Chaque année, les organisations investissent de plus en plus d’argent pour sécuriser leurs actifs. Et chaque année, les menaces pesant sur ces actifs augmentent.
Selon la société de recherche technologique Gartner, les dépenses mondiales totales en cybersécurité atteindront 172 milliards USD en 2022, contre 137 milliards USD il y a seulement deux ans.
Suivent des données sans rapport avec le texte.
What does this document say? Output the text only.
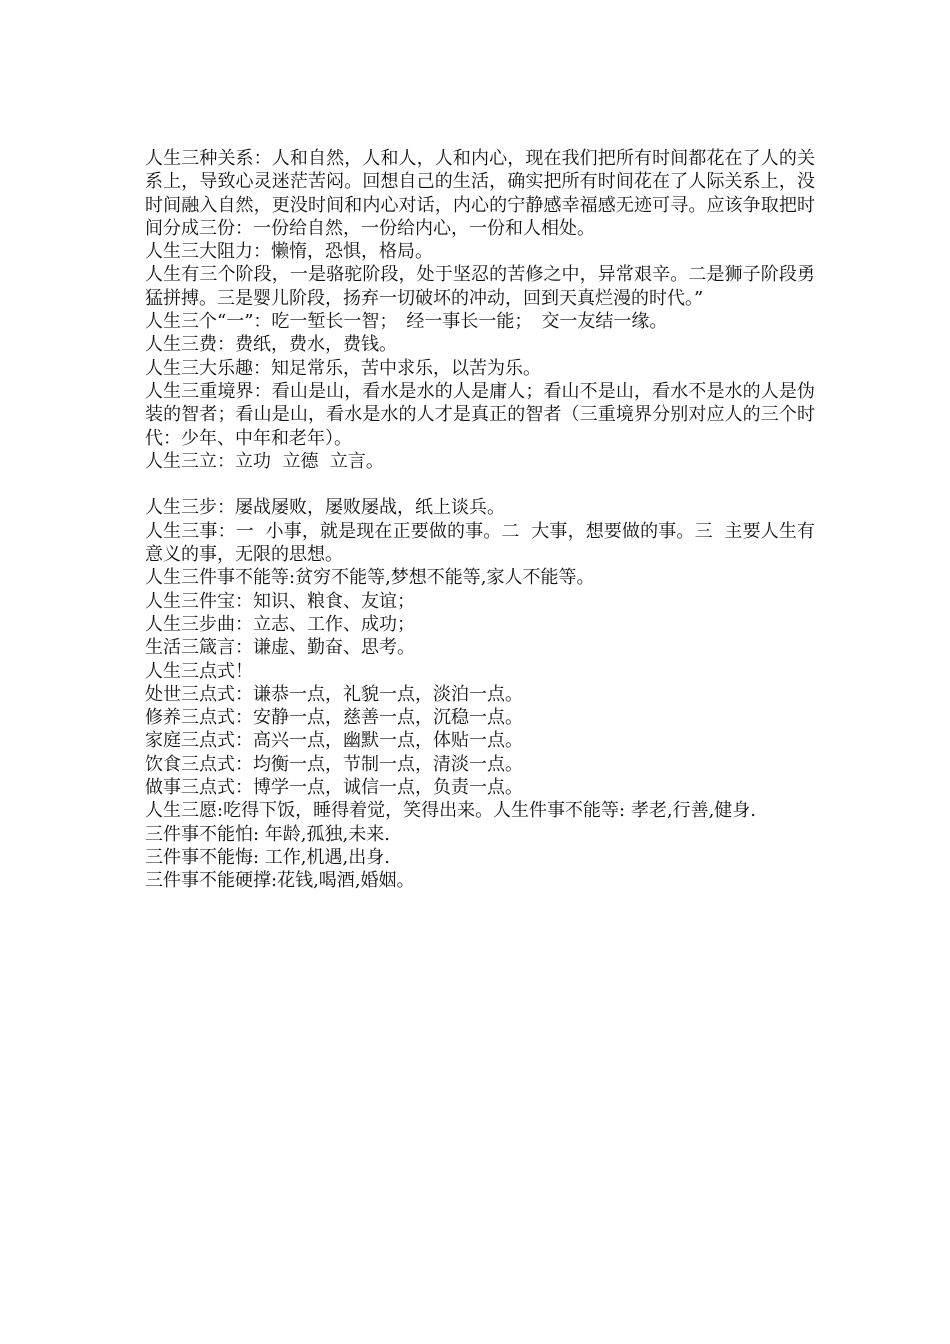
人生三种关系：人和自然，人和人，人和内心，现在我们把所有时间都花在了人的关系上，导致心灵迷茫苦闷。回想自己的生活，确实把所有时间花在了人际关系上，没时间融入自然，更没时间和内心对话，内心的宁静感幸福感无迹可寻。应该争取把时间分成三份：一份给自然，一份给内心，一份和人相处。

人生三大阻力：懒惰，恐惧，格局。

人生有三个阶段，一是骆驼阶段，处于坚忍的苦修之中，异常艰辛。二是狮子阶段勇猛拼搏。三是婴儿阶段，扬弃一切破坏的冲动，回到天真烂漫的时代。”

人生三个“一”：吃一堑长一智；　经一事长一能；　交一友结一缘。

人生三费：费纸，费水，费钱。

人生三大乐趣：知足常乐，苦中求乐，以苦为乐。

人生三重境界：看山是山，看水是水的人是庸人；看山不是山，看水不是水的人是伪装的智者；看山是山，看水是水的人才是真正的智者（三重境界分别对应人的三个时代：少年、中年和老年）。

人生三立：立功  立德  立言。

人生三步：屡战屡败，屡败屡战，纸上谈兵。

人生三事：一  小事，就是现在正要做的事。二  大事，想要做的事。三  主要人生有意义的事，无限的思想。

人生三件事不能等:贫穷不能等,梦想不能等,家人不能等。

人生三件宝：知识、粮食、友谊；

人生三步曲：立志、工作、成功；

生活三箴言：谦虚、勤奋、思考。

人生三点式！

处世三点式：谦恭一点，礼貌一点，淡泊一点。

修养三点式：安静一点，慈善一点，沉稳一点。

家庭三点式：高兴一点，幽默一点，体贴一点。

饮食三点式：均衡一点，节制一点，清淡一点。

做事三点式：博学一点，诚信一点，负责一点。

人生三愿:吃得下饭，睡得着觉，笑得出来。人生件事不能等: 孝老,行善,健身.

三件事不能怕: 年龄,孤独,未来.

三件事不能悔: 工作,机遇,出身.

三件事不能硬撑:花钱,喝酒,婚姻。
Les grandes entreprises augmentent leurs budgets de sécurité de 12 % en moyenne chaque année.
Dans le même temps, le nombre de violations importantes a augmenté de 25 % , passant de 2020 à 2021. Le coût des attaques par ransomware a augmenté plus de 50 fois depuis 2015, selon Cybersecurity Ventures, qui prévoit que les pertes dépasseront 265 milliards USD d’ici 2031.
« Le secteur de la sécurité est en panne », déclare Steve Zalewski, ancien RSSI chez Levi Strauss et désormais conseiller indépendant en cybersécurité chez S3 Consulting.
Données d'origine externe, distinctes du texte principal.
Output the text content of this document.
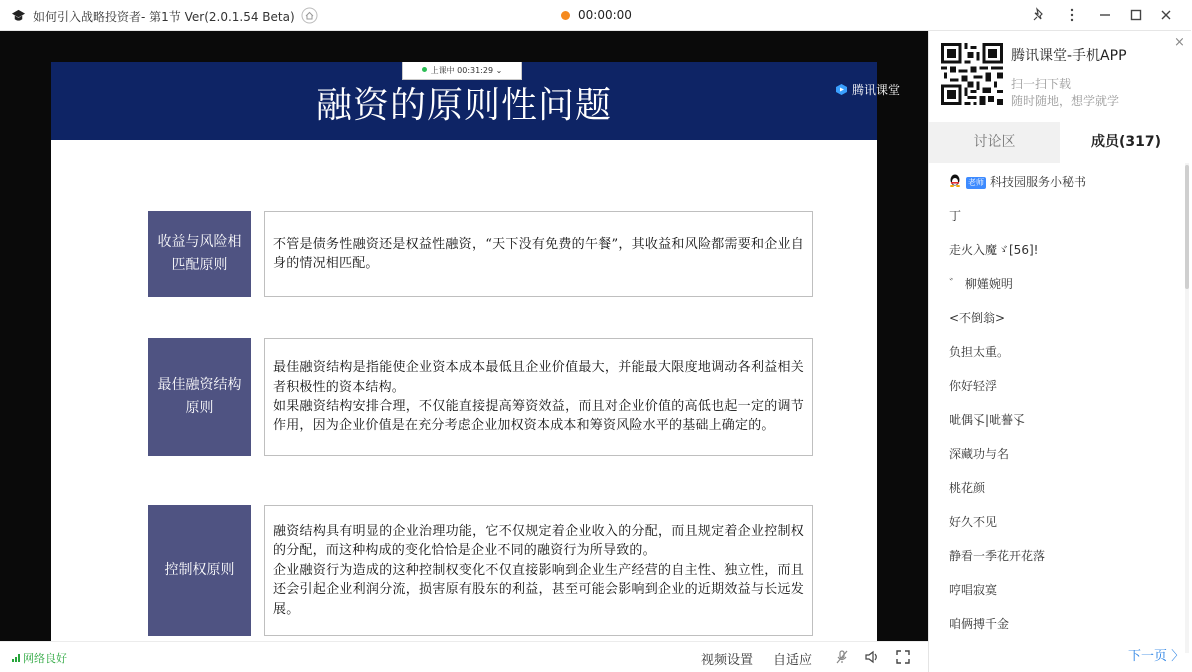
如何引入战略投资者- 第1节 Ver(2.0.1.54 Beta)	00:00:00
融资的原则性问题	腾讯课堂
收益与风险相匹配原则
不管是债务性融资还是权益性融资，“天下没有免费的午餐”，其收益和风险都需要和企业自身的情况相匹配。
最佳融资结构原则
最佳融资结构是指能使企业资本成本最低且企业价值最大，并能最大限度地调动各利益相关者积极性的资本结构。
如果融资结构安排合理，不仅能直接提高筹资效益，而且对企业价值的高低也起一定的调节作用，因为企业价值是在充分考虑企业加权资本成本和筹资风险水平的基础上确定的。
控制权原则
融资结构具有明显的企业治理功能，它不仅规定着企业收入的分配，而且规定着企业控制权的分配，而这种构成的变化恰恰是企业不同的融资行为所导致的。
企业融资行为造成的这种控制权变化不仅直接影响到企业生产经营的自主性、独立性，而且还会引起企业利润分流，损害原有股东的利益，甚至可能会影响到企业的近期效益与长远发展。
上课中 00:31:29 ⌄
网络良好	视频设置 自适应
腾讯课堂-手机APP
扫一扫下载
随时随地，想学就学
×
讨论区	成员(317)
老师 科技园服务小秘书
丁
走火入魔ゞ[56]!
゛ 柳嫤婉明
<不倒翁>
负担太重。
你好轻浮
呲偶孓|呲謩孓
深藏功与名
桃花颜
好久不见
静看一季花开花落
哼唱寂寞
咱俩搏千金
下一页 〉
De nombreux facteurs ont contribué à la discordance entre l’argent dépensé et les résultats fournis, explique Zalewski. Les fournisseurs doivent mieux partager les ressources et travailler ensemble pour contrecarrer les attaquants, explique-t-il. Et les professionnels de la sécurité doivent mieux comprendre le rôle qu’ils jouent pour aider l’entreprise à gagner de l’argent.
Mais une raison clé est une déconnexion de base entre la manière dont les RSSI et les chefs d’entreprise mesurent la réussite.
Suivre l’argent
De nombreux professionnels de la cybersécurité mesurent les mauvaises choses, déclare Zalewski. Les RSSI se présenteront devant le conseil d’administration et parleront du nombre d’attaques qui ont été bloquées, des e-mails malveillants supprimés, des employés formés à la reconnaissance des escroqueries par hameçonnage ou de l’argent investi dans la mise à niveau de leur technologie de gestion des informations et des événements de sécurité (SIEM). Mais ils ne parlent pas suffisamment de la manière dont les attaques numériques réussies affectent les résultats de l’entreprise ou du coût que cela coûtera à l’entreprise de limiter ses risques.
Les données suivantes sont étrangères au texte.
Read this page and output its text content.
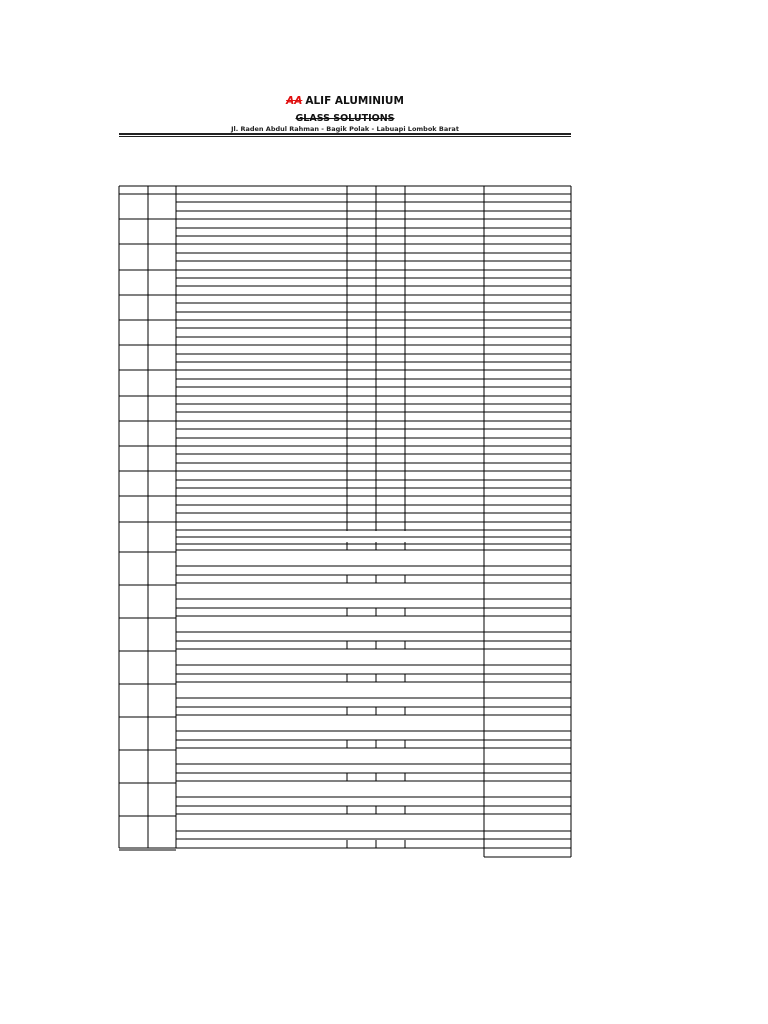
AA ALIF ALUMINIUM
GLASS SOLUTIONS
Jl. Raden Abdul Rahman - Bagik Polak - Labuapi Lombok Barat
« En tant que RSSI, mon travail n’est pas de sécuriser l’entreprise. Mon travail est la protection des bénéfices »Steve Zalewski, ancien RSSI chez Levi Strauss
Une septembre 2021 enquête menée par Harvard Business Review Analytic Services a révélé que 68 % des RSSI présentent des indicateurs techniques aux décideurs. Seulement 56 % mesurent les dommages monétaires potentiels.
« En tant que RSSI, mon travail n’est pas de sécuriser l’entreprise », déclare Zalewski. « Mon travail est la protection des bénéfices. »
Investir massivement dans les solutions de sécurité réduit les bénéfices, ces investissements doivent donc être justifiés. Les RSSI doivent cartographier le risque de cybersécurité au risque commercial et le quantifier d’une manière que les chefs d’entreprise et le conseil d’administration comprendront, déclare Zalewski. Cela conduit finalement à une conversation sur le niveau de risque que les entreprises sont prêtes à prendre, ainsi que sur ce qu’elles sont prêtes à dépenser pour réduire leur exposition.
La seule mesure qui les règle toutes ? « Revenue », déclare Bob Zukis, fondateur et PDG de Digital Directors Network, qui conseille les entreprises sur la gouvernance numérique et cybernétique, et professeur adjoint à la Marshall School of Business de l’USC. Si vous souhaitez attirer l’attention du conseil d’administration, commencez à parler d’argent.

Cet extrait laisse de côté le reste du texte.